I have built a simple (default) Slurm cluster using CycleCloud and the nodes start/stop OK, but when I run a simple (hostname) job it just hangs at "Completing".
Debug logging seems to suggest that the Slurm Scheduler node cannot communicate with the nodes:
[azccadmin@SlurmCluster-1-scheduler data]$ srun -N2 -n2 -t00:15:00 -Jgrma-hostname hostname.sh
srun: error: get_addr_info: getaddrinfo() failed: Name or service not known
srun: error: slurm_set_addr: Unable to resolve "slurmcluster-1-hpc-pg0-1"

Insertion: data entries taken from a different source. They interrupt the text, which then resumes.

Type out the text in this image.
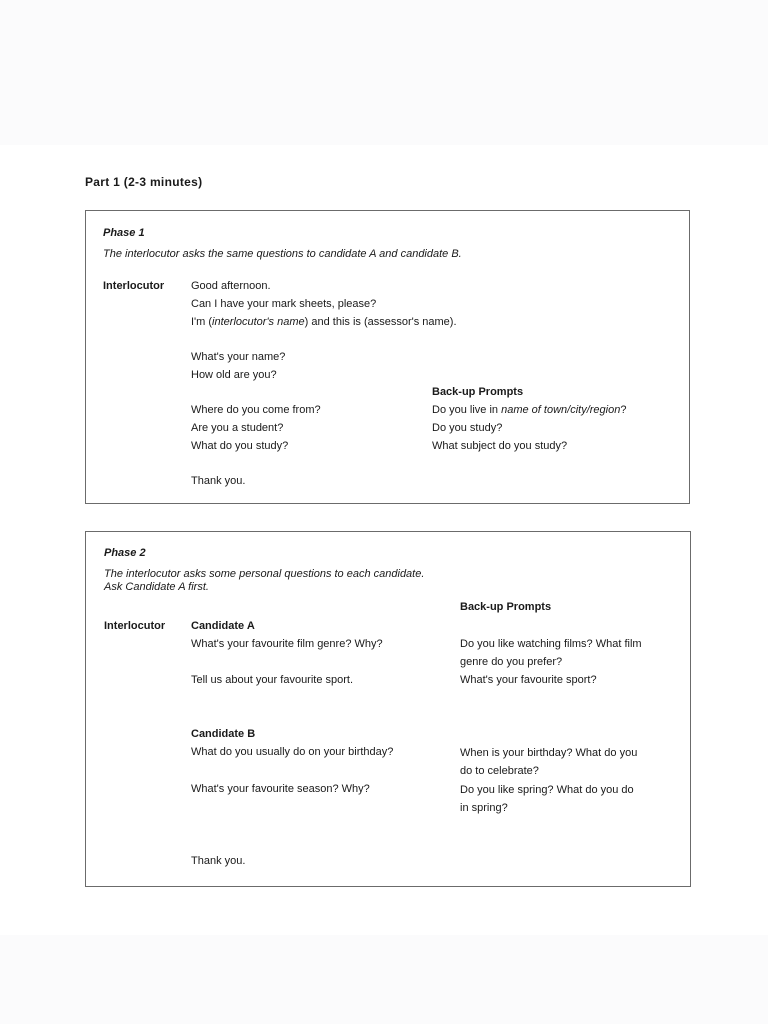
Part 1 (2-3 minutes)
Phase 1
The interlocutor asks the same questions to candidate A and candidate B.
Interlocutor Good afternoon.
Can I have your mark sheets, please?
I'm (interlocutor's name) and this is (assessor's name).
What's your name?
How old are you?
Back-up Prompts
Where do you come from?
Are you a student?
What do you study?
Do you live in name of town/city/region?
Do you study?
What subject do you study?
Thank you.
Phase 2
The interlocutor asks some personal questions to each candidate.
Ask Candidate A first.
Back-up Prompts
Interlocutor Candidate A
What's your favourite film genre? Why?
Tell us about your favourite sport.
Do you like watching films? What film
genre do you prefer?
What's your favourite sport?
Candidate B
What do you usually do on your birthday?
What's your favourite season? Why?
When is your birthday? What do you
do to celebrate?
Do you like spring? What do you do
in spring?
Thank you.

srun: error: fwd_tree_thread: can't find address for host slurmcluster-1-hpc-pg0-1, check slurm.conf
srun: error: get_addr_info: getaddrinfo() failed: Name or service not known
srun: error: slurm_set_addr: Unable to resolve "slurmcluster-1-hpc-pg0-2"
srun: error: fwd_tree_thread: can't find address for host slurmcluster-1-hpc-pg0-2, check slurm.conf
srun: error: Task launch for StepId=1.0 failed on node slurmcluster-1-hpc-pg0-2: Can't find an address, check slurm.conf
srun: error: Task launch for StepId=1.0 failed on node slurmcluster-1-hpc-pg0-1: Can't find an address, check slurm.conf
srun: error: Application launch failed: Can't find an address, check slurm.conf
srun: Job step aborted
I cannot ping the node from the Scheduler node:
[azccadmin@SlurmCluster-1-scheduler ~]$ ping slurmcluster-1-hpc-pg0-1
ping: slurmcluster-1-hpc-pg0-1: Name or service not known
It seems that the Slurm node name does not match the Azure Hostname, so the name resolution is broken for slurm as it is trying to contact a nodename that Azure networking knows nothing about?
Slurm is trying to talk to the node as "slurmcluster-1-hpc-pg0-1", but the hostname of the node is actually "slurmcluster-1-slurmcluster-1-hpc-pg0-1"
And I can ping it with this name from the Scheduler node:
[azccadmin@SlurmCluster-1-scheduler data]$ ping slurmcluster-1-slurmcluster-1-hpc-pg0-1
PING slurmcluster-1-slurmcluster-1-hpc-pg0-1.yr5ran05dk5uzlz13kqz0cq4xe.ax.internal.cloudapp.net (192.168.140.6) 56(84) bytes of data.
64 bytes from slurmcluster-1-slurmcluster-1-hpc-pg0-1.internal.cloudapp.net (192.168.140.6): icmp_seq=1 ttl=64 time=1.77 ms
I am using CycleCloud 8.3 - which I note has a fix for Slurm NodeName / Azure Hostname (but this seems to still be an issue)?
Thanks
Gary